OU made the national title game as a No. 1 seed in 1988. It produced No. 1 seeds in the 1989 and 1990 NCAA Tournaments but lost before the Elite Eight both times. Tubbs never did return to the Final Four.
Oklahoma has made the Final Four three times in the past 31 years, with each of those Final Fours being 14 years apart: 1988, 2002, 2016. If Virginia makes the 2033 Final Four, great… but if the Hoos don’t make more Final Fours before then, this era will not have realized its potential. That is another example to file away.
Third and closer to home, West Virginia is another distinct example of a Final Four “island” on which a program can be stranded.
West Virginia made its first Final Four in 51 years when it busted through in 2010. Bob Huggins has still done solid work in Morgantown, but the Mountaineers have generally not gained NCAA Tournament seeds higher than 4 or 5. They did get a 3 seed in 2016, but lost in the first round.
West Virginia is instructive in that it shows why seeds matter.

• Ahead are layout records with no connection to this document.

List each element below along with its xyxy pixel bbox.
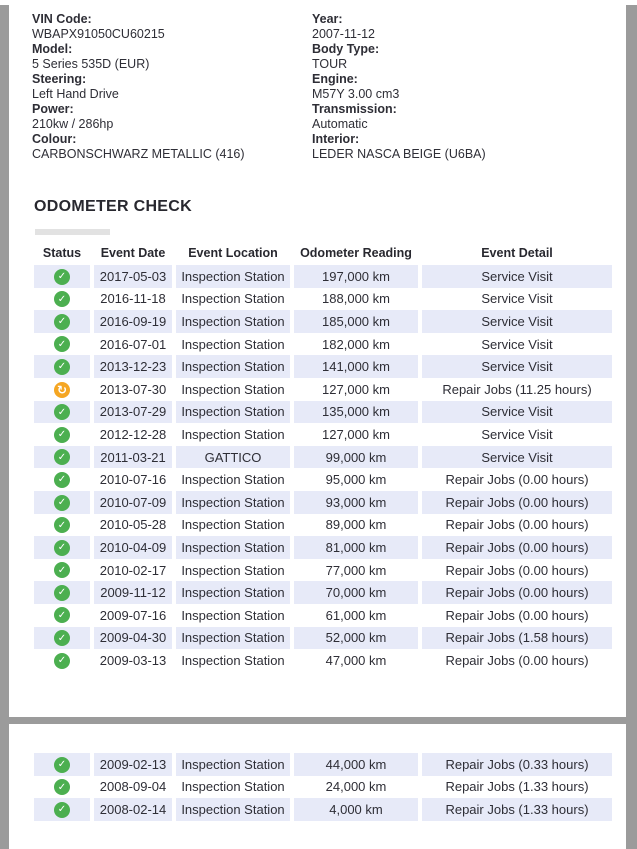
vehicle-field-label-right-4: Interior: <box>312 132 360 146</box>
table-row <box>34 401 612 424</box>
status-cell <box>34 649 90 672</box>
odometer-reading-cell: 188,000 km <box>322 291 390 307</box>
event-location-cell: Inspection Station <box>176 627 290 650</box>
event-detail-cell: Service Visit <box>481 291 553 307</box>
status-cell <box>34 423 90 446</box>
vehicle-field-label-right-1: Body Type: <box>312 42 380 56</box>
check-circle-icon: ✓ <box>54 269 70 285</box>
vehicle-field-label-left-0: VIN Code: <box>32 12 92 26</box>
table-row <box>34 776 612 799</box>
event-location-cell: Inspection Station <box>176 798 290 821</box>
status-cell <box>34 310 90 333</box>
event-location-cell: Inspection Station <box>176 355 290 378</box>
event-location-cell: Inspection Station <box>181 562 285 578</box>
event-location-cell: Inspection Station <box>181 517 285 533</box>
column-header-status: Status <box>42 246 82 260</box>
event-location-cell: Inspection Station <box>176 310 290 333</box>
event-date-cell: 2008-02-14 <box>94 798 172 821</box>
event-detail-cell: Service Visit <box>481 426 553 442</box>
event-date-cell: 2009-07-16 <box>99 607 167 623</box>
event-detail-cell: Repair Jobs (0.00 hours) <box>445 562 589 578</box>
event-location-cell: Inspection Station <box>176 753 290 776</box>
vehicle-field-label-left-4: Colour: <box>32 132 77 146</box>
vehicle-field-value-left-4: CARBONSCHWARZ METALLIC (416) <box>32 147 245 161</box>
odometer-reading-cell: 93,000 km <box>294 491 418 514</box>
event-detail-cell: Service Visit <box>422 355 612 378</box>
status-cell <box>34 559 90 582</box>
event-detail-cell: Service Visit <box>422 446 612 469</box>
event-location-cell: Inspection Station <box>176 581 290 604</box>
event-location-cell: Inspection Station <box>181 472 285 488</box>
event-date-cell: 2016-11-18 <box>100 291 166 307</box>
table-row <box>34 333 612 356</box>
check-circle-icon: ✓ <box>54 359 70 375</box>
table-row <box>34 514 612 537</box>
event-date-cell: 2009-04-30 <box>94 627 172 650</box>
table-row <box>34 288 612 311</box>
status-cell <box>34 798 90 821</box>
status-cell <box>34 536 90 559</box>
table-row <box>34 604 612 627</box>
odometer-reading-cell: 70,000 km <box>294 581 418 604</box>
event-detail-cell: Service Visit <box>422 310 612 333</box>
table-row <box>34 423 612 446</box>
event-location-cell: Inspection Station <box>176 401 290 424</box>
refresh-circle-icon: ↻ <box>54 382 70 398</box>
title-underline-bar <box>35 229 110 235</box>
column-header-odometer-reading: Odometer Reading <box>300 246 412 260</box>
odometer-reading-cell: 127,000 km <box>322 426 390 442</box>
event-location-cell: Inspection Station <box>176 536 290 559</box>
event-date-cell: 2009-02-13 <box>94 753 172 776</box>
event-date-cell: 2013-07-30 <box>99 381 167 397</box>
status-cell <box>34 333 90 356</box>
check-circle-icon: ✓ <box>54 291 70 307</box>
check-circle-icon: ✓ <box>54 449 70 465</box>
column-header-event-date: Event Date <box>100 246 166 260</box>
vehicle-field-value-right-1: TOUR <box>312 57 348 71</box>
check-circle-icon: ✓ <box>54 427 70 443</box>
table-row <box>34 753 612 776</box>
status-cell <box>34 776 90 799</box>
vehicle-field-value-right-2: M57Y 3.00 cm3 <box>312 87 400 101</box>
odometer-reading-cell: 4,000 km <box>294 798 418 821</box>
odometer-reading-cell: 47,000 km <box>325 652 387 668</box>
event-detail-cell: Repair Jobs (0.00 hours) <box>422 581 612 604</box>
table-row <box>34 265 612 288</box>
odometer-reading-cell: 99,000 km <box>294 446 418 469</box>
event-date-cell: 2008-09-04 <box>99 779 167 795</box>
status-cell <box>34 604 90 627</box>
status-cell <box>34 446 90 469</box>
check-circle-icon: ✓ <box>54 607 70 623</box>
status-cell <box>34 753 90 776</box>
odometer-reading-cell: 77,000 km <box>325 562 387 578</box>
column-header-event-detail: Event Detail <box>481 246 553 260</box>
event-location-cell: Inspection Station <box>176 265 290 288</box>
check-circle-icon: ✓ <box>54 757 70 773</box>
vehicle-field-value-right-0: 2007-11-12 <box>312 27 376 41</box>
status-cell <box>34 401 90 424</box>
vehicle-field-label-left-1: Model: <box>32 42 73 56</box>
table-row <box>34 355 612 378</box>
event-date-cell: 2009-11-12 <box>94 581 172 604</box>
odometer-reading-cell: 44,000 km <box>294 753 418 776</box>
vehicle-field-label-left-2: Steering: <box>32 72 87 86</box>
event-detail-cell: Repair Jobs (0.00 hours) <box>445 607 589 623</box>
event-date-cell: 2010-04-09 <box>94 536 172 559</box>
check-circle-icon: ✓ <box>54 404 70 420</box>
event-detail-cell: Service Visit <box>422 401 612 424</box>
vehicle-field-label-left-3: Power: <box>32 102 74 116</box>
event-detail-cell: Service Visit <box>481 336 553 352</box>
event-location-cell: Inspection Station <box>181 652 285 668</box>
status-cell <box>34 265 90 288</box>
event-detail-cell: Repair Jobs (0.00 hours) <box>445 517 589 533</box>
check-circle-icon: ✓ <box>54 630 70 646</box>
vehicle-field-label-right-2: Engine: <box>312 72 358 86</box>
event-date-cell: 2016-09-19 <box>94 310 172 333</box>
table-row <box>34 559 612 582</box>
table-row <box>34 468 612 491</box>
odometer-reading-cell: 95,000 km <box>325 472 387 488</box>
odometer-reading-cell: 141,000 km <box>294 355 418 378</box>
table-header-row <box>34 246 612 265</box>
check-circle-icon: ✓ <box>54 585 70 601</box>
check-circle-icon: ✓ <box>54 517 70 533</box>
event-location-cell: Inspection Station <box>181 336 285 352</box>
odometer-reading-cell: 185,000 km <box>294 310 418 333</box>
check-circle-icon: ✓ <box>54 336 70 352</box>
check-circle-icon: ✓ <box>54 779 70 795</box>
event-detail-cell: Repair Jobs (0.00 hours) <box>445 652 589 668</box>
event-detail-cell: Service Visit <box>422 265 612 288</box>
odometer-reading-cell: 135,000 km <box>294 401 418 424</box>
event-detail-cell: Repair Jobs (1.33 hours) <box>445 779 589 795</box>
event-location-cell: Inspection Station <box>176 491 290 514</box>
event-date-cell: 2013-07-29 <box>94 401 172 424</box>
odometer-reading-cell: 52,000 km <box>294 627 418 650</box>
vehicle-field-value-left-1: 5 Series 535D (EUR) <box>32 57 150 71</box>
odometer-reading-cell: 81,000 km <box>294 536 418 559</box>
table-row <box>34 536 612 559</box>
vehicle-field-label-right-0: Year: <box>312 12 343 26</box>
event-date-cell: 2010-07-16 <box>99 472 167 488</box>
vehicle-details <box>32 12 592 162</box>
check-circle-icon: ✓ <box>54 314 70 330</box>
odometer-reading-cell: 89,000 km <box>325 517 387 533</box>
event-detail-cell: Repair Jobs (1.58 hours) <box>422 627 612 650</box>
event-detail-cell: Repair Jobs (1.33 hours) <box>422 798 612 821</box>
odometer-table <box>30 246 616 672</box>
event-date-cell: 2013-12-23 <box>94 355 172 378</box>
check-circle-icon: ✓ <box>54 495 70 511</box>
odometer-table-continued <box>30 753 616 821</box>
table-row <box>34 798 612 821</box>
event-location-cell: Inspection Station <box>181 779 285 795</box>
event-date-cell: 2016-07-01 <box>99 336 167 352</box>
column-header-event-location: Event Location <box>188 246 278 260</box>
table-row <box>34 649 612 672</box>
event-date-cell: 2017-05-03 <box>94 265 172 288</box>
event-location-cell: Inspection Station <box>181 426 285 442</box>
odometer-reading-cell: 182,000 km <box>322 336 390 352</box>
check-circle-icon: ✓ <box>54 802 70 818</box>
event-date-cell: 2012-12-28 <box>99 426 167 442</box>
table-row <box>34 446 612 469</box>
vehicle-field-value-left-2: Left Hand Drive <box>32 87 119 101</box>
event-location-cell: GATTICO <box>176 446 290 469</box>
status-cell <box>34 378 90 401</box>
event-detail-cell: Repair Jobs (0.33 hours) <box>422 753 612 776</box>
status-cell <box>34 627 90 650</box>
table-row <box>34 491 612 514</box>
status-cell <box>34 581 90 604</box>
table-row <box>34 310 612 333</box>
vehicle-field-value-left-3: 210kw / 286hp <box>32 117 114 131</box>
vehicle-field-value-right-3: Automatic <box>312 117 368 131</box>
status-cell <box>34 355 90 378</box>
event-date-cell: 2009-03-13 <box>99 652 167 668</box>
status-cell <box>34 468 90 491</box>
status-cell <box>34 491 90 514</box>
vehicle-field-label-right-3: Transmission: <box>312 102 397 116</box>
check-circle-icon: ✓ <box>54 653 70 669</box>
status-cell <box>34 514 90 537</box>
table-row <box>34 627 612 650</box>
check-circle-icon: ✓ <box>54 540 70 556</box>
odometer-reading-cell: 127,000 km <box>322 381 390 397</box>
vehicle-details-right-column <box>312 12 592 162</box>
event-location-cell: Inspection Station <box>181 381 285 397</box>
check-circle-icon: ✓ <box>54 472 70 488</box>
event-detail-cell: Repair Jobs (0.00 hours) <box>422 536 612 559</box>
table-row <box>34 378 612 401</box>
page-break-divider <box>0 717 637 724</box>
event-date-cell: 2010-07-09 <box>94 491 172 514</box>
event-date-cell: 2010-02-17 <box>99 562 167 578</box>
vehicle-details-left-column <box>32 12 312 162</box>
odometer-reading-cell: 197,000 km <box>294 265 418 288</box>
check-circle-icon: ✓ <box>54 562 70 578</box>
event-date-cell: 2010-05-28 <box>99 517 167 533</box>
event-date-cell: 2011-03-21 <box>94 446 172 469</box>
table-row <box>34 581 612 604</box>
event-location-cell: Inspection Station <box>181 607 285 623</box>
event-location-cell: Inspection Station <box>181 291 285 307</box>
event-detail-cell: Repair Jobs (0.00 hours) <box>445 472 589 488</box>
event-detail-cell: Repair Jobs (11.25 hours) <box>442 381 592 397</box>
odometer-reading-cell: 24,000 km <box>325 779 387 795</box>
vehicle-field-value-left-0: WBAPX91050CU60215 <box>32 27 165 41</box>
vehicle-field-value-right-4: LEDER NASCA BEIGE (U6BA) <box>312 147 486 161</box>
odometer-reading-cell: 61,000 km <box>325 607 387 623</box>
event-detail-cell: Repair Jobs (0.00 hours) <box>422 491 612 514</box>
status-cell <box>34 288 90 311</box>
odometer-check-title: ODOMETER CHECK <box>34 198 192 215</box>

Virginia basketball might not continue to crank out No. 1 or No. 2 seeds over the next 10 years, but the relevant aspect of the West Virginia story — for a program which has not returned to the Final Four in the nine years since that 2010 trip to the Big Show — is that in a program’s better seasons, a high seed needs to exist. One should not be expected to be a No. 1 seed every year or even most years. If Virginia is a 6 seed in 2022 and a 4 seed in 2025, that is not a crisis. What matters — and will matter — is that when the program flourishes in a given season, that act of flourishing needs to be a 2 or 1 seed, not a 4. West Virginia generally hasn’t been able to max out in that fashion, and that’s why the Mountaineers run into the Gonzagas (2017) or Villanovas (2018) of the world in Sweet 16 games.
Virginia’s draw in this tournament was favorable. The seeding mattered. UVA should not be expected to make the Final Four every year, but it is reasonable to expect a Final Four once every five years or so. Doing that means continuing to get high seeds when regular seasons produce teams capable of achieving richly. West Virginia’s better teams haven’t been able to get to the top two seed lines, with the exception of that 2010 group which made its way to the Final Four.
Virginia can’t be left on a Final Four island once 2019 ends: ask the people in Chicago, Oklahoma, and Morgantown.